|
Texto Anterior | Próximo Texto | Índice
comentário
Série renovou a ficção televisiva
CÁSSIO STARLING CARLOS
CRÍTICO DA FOLHA
Para quem ainda vive ou
se lembra, a febre começou nos anos 60, quando
eles se chamavam doutor
Kildare ou Marcus Welby
e já guardavam, além do
poder de salvar vidas, o de
expor as entranhas de uma
sociedade. Nos anos 70, foi
a vez do escárnio, na figura
dos cirurgiões aloprados
de "M.A.S.H.", a série criada a partir da visão cáustica e antibélica imaginada
pouco antes no cinema
por Robert Altman em
pleno tempo de guerra.
Já nos 80, a desilusão
contaminou a amargura
do tom e infeccionou com
um novo realismo o hospital de "St. Elsewhere", preparando o terreno para o
impacto que "ER" provocaria na década seguinte.
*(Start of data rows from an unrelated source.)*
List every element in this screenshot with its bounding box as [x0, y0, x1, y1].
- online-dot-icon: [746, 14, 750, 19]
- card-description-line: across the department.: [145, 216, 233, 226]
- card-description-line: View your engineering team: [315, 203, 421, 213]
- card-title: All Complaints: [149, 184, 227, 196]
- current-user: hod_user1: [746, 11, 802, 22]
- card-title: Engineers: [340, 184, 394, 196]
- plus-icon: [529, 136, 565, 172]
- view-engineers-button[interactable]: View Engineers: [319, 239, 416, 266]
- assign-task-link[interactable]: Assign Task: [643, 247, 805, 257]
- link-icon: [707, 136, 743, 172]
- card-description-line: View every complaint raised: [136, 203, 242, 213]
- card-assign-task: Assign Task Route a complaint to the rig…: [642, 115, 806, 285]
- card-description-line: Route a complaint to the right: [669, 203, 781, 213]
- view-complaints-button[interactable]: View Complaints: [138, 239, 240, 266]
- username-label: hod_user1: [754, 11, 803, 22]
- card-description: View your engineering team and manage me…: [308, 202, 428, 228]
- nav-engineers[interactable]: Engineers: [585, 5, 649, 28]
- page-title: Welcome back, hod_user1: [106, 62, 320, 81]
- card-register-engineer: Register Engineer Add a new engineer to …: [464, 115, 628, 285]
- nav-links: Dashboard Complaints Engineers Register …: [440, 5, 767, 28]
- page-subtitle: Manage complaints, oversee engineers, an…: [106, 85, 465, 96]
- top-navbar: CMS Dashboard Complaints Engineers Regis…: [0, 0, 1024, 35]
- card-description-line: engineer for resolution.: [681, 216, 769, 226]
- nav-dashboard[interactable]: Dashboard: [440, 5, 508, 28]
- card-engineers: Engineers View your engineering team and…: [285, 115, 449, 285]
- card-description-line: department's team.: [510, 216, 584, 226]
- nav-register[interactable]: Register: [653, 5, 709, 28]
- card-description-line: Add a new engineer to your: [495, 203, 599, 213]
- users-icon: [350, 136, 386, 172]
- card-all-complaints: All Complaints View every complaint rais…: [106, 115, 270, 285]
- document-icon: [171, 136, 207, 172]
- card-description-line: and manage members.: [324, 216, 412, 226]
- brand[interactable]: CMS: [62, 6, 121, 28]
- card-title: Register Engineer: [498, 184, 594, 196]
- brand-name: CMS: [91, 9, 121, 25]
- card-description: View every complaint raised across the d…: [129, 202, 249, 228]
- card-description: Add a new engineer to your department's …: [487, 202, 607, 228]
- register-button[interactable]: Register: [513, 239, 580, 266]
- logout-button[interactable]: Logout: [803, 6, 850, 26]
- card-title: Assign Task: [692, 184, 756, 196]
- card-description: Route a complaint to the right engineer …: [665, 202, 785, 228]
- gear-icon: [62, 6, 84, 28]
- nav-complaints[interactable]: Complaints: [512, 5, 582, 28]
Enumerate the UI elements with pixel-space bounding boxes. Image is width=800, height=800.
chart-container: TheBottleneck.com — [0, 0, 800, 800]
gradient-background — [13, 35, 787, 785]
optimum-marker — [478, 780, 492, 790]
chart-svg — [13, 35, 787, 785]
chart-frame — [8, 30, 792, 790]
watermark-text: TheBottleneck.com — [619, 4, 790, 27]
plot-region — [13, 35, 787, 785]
Com "ER" chegou o momento de o médico, este
semideus de nossa ficção
cotidiana, abandonar seu
avental de homem bom e
ícone virtuoso e encarnar
fragilidades diante do bem
e do mal e, sobretudo, da
vida e da morte.
Os corredores do pronto-socorro do Chicago
County Hospital lotaram
de milhares de histórias de
perdas. E refletiram com
audácia e pertinência a
dor das mutações sociais e
das crises morais, tantas
rupturas de um tempo saturado de urgências.
O sucesso avassalador
de "ER" foi efeito, sem dúvida, da conjugação de fatores, como a combinação
de habilidades narrativas,
astúcias temáticas e a injeção de um ritmo taquicárdico nas ficções de TV. E
de talentos, como a trinca
de criação, produção e
execução a cargo de Michael Crichton, Spielberg
e John Wells.
Com a força de um desfibrilador, "ER" revitalizou
a ficção de TV, enquanto
"Chicago Hope", sua companheira de berçário e
concorrente direta, foi
mandada para a UTI e entrou num longo coma.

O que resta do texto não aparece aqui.